Kota Temanggung dalam Kenangan
dan Perjuangan
Taukah anda
kabupaten Temanggunag bnyak menyimpan bangunan lama serta pusaka peninggalan
zaman Belanda. Pusaka yang terdapat di Kabupaten Temanggung ini adalah pusaka
Temanggung dan pusaka Parakan. Sama halnya dengan Yogyakarta dan Magelang di
Temanggung ini juga sempat bermukim orang-orang Belanda serta terjadi agresi
pasca Kemerdekaan RI.
Pertama,
dimulai dari pintu masuk Kabupaten Temanggung. Terdapat Wisma Soemodilogo, yang
terletak di Jalan Kanjengan C-3 desa/kecamatan Kranggan. Saat ini bangunan kuno
ini digunakan sebagai wisma dan tempat pertemuan yang dikelola oleh Yayasan
Keluarga Soemodilogo. Pada zaman Belanda dulu wisma ini merupakan tempat
tinggal Bupati Temanggung ketiga (1848-1878) Ario Holland Soemodilogo.
Kedua,
setelah dari desa Kranggan menuju ke Kali Progo yang membelah kota Temanggung
ini, tepatnya di desa Jumprit, kecamatan Ngadirejo. Sungai atau kali progo ini
juga mengalir menyusuri Magelang, Sleman, Kulonprogo, dan Bantul dan berhulu di
Samudera Hindia. Sekitar tahun 1948-1949 sungai ini pernah berwarna merah
karena mengalirkan darah para pejuang. Kejadian ini tepatnya terjadi di atas
jembatan progo yang dibangun pada tahun 1900. Jembatan ini menjadi saksi bisu
peristiwa pembantaian terhadap para pejuang pada saat agresi Belanda. Dari atas
jembatan progo ini pejuang dibantai dan dilempar ke sungai. Sehingga pada
Desember 1948 kota Temangguna dikuasai Belanda, pada saat itu pasukan KNIL di
bawah pimpinan Van Der Zee yang melakukan penangkapan besar-besaran kepada
siapa saja yang dicurigai sebagai pejuang dan akhirnya dibantai.
Ribuan korban
berjatuhan dari atas jembatan progo ini sehingga setiap hari Pahlawan yakni
tanggal 10 November diadakan upacara di tempat ini. Tidak jauh dari jempatan progo
ini terdapat taman makam Pahlawan. Di ujung kiri jembatan dari timur terdapat
Prasasti yang bunyinya “Aku ta’ ketewa….. Aku rela ……..mati untuk tjita2 sutji
nan mulja Indonesia Merdeka, Adil, Makmur, Bahagia. Temanggung, 22/12/48.
Ketiga,
bangunan lama yang sekarang beralih fungsi menjadi stasiun Temanggung terletak
di Banyuurip, Temanggung. Stasiun ini masuk wilayah Daerah Operasi (Daop)
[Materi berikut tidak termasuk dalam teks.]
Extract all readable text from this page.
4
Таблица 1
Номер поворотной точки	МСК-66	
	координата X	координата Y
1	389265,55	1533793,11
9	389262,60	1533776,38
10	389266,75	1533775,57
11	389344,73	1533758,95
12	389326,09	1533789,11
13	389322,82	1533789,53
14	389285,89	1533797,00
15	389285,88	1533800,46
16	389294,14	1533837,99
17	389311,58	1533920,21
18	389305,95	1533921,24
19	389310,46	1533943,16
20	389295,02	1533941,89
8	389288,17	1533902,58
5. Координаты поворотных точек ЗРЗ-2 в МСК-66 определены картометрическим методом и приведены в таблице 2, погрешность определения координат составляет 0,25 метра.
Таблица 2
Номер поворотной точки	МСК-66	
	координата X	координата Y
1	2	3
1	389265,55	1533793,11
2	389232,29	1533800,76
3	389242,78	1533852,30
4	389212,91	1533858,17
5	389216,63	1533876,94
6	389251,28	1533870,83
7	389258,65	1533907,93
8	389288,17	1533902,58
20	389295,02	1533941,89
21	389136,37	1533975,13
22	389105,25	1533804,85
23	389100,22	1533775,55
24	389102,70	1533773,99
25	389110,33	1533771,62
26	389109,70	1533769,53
Wilayah VI Yogyakarta. Stasiun ini dibangun 1907 oleh Nederlands Indische
Spoorweg Maatscappij (NIS), yang merupakan perusahaan kereta api Hindia Belanda
untuk angkutan penumpang dan tembakau di Temanggung. Stasiun ini dahulu
merupakan salah satu stasiun besar di jalur kereta api Secang-Parakan. Namun
tahun 1973 stasiun dan jalur ini secara resmi ditutup. Setelah ditutup sebagian
bangunan di bongkar dan dijadikan tempat tinggal. Saat ini bekas stasiun telah
diubah namanya menjadi Gedung Juang 45 dan menjadi kantor secretariat Persatuan
Purnawirawan ABRI (Pepabri).
Selain
stasiun Temanggung yang juga ditutup dan dialih fungsikan, stasiun parakan juga
bernasip sama. Stasiun kereta api ini berada di Campursalam, Parakan, masuk
wilayah terminal, stasiun ini terletak di wilayah Daop Wilayah VI Yogyakarta.
Dulu stasiun ini merupakan stasiun paling ujung di jalur kereta api Secang-Parakan.
Stasiun ini dibuka pada tanggal 1 Juli 1907 oleh NIS dan dilengkapi dipo kereta
api dan otomotif, gudang, dll. Stasiun Parakan ini terletak tak jauh dari
stasiun Wonosobo, namun NIS dan Serajoedal Stoomtram Maatscappij (SJS), tak
berminat untuk menyambungkan kedua stasiun ini. Kemudian stasiun ini diambil
alih oleh Djawatan Kereta Api RI hingga tahun 1970-an stasiun ini tetap ramai
sampai akhirnya 1973 jalur ini secara resmi ditutup.
Parakan pada
zaman Belanda merupakan ibukota Kabupaten Menoreh yang kini menjadi kota
kecamatan. Di kota Parakan ini banyak sekali peninggalan-peninggalannya seperti
Kelenteng Hok Tek Tong, Toapekong yang dipuja adalah Hok Tek Tjeng Sin yang
dikenal dengan Dewa Bumi atau dalam bahasa Jawa Pepunden Baureksa Dharma Selamat.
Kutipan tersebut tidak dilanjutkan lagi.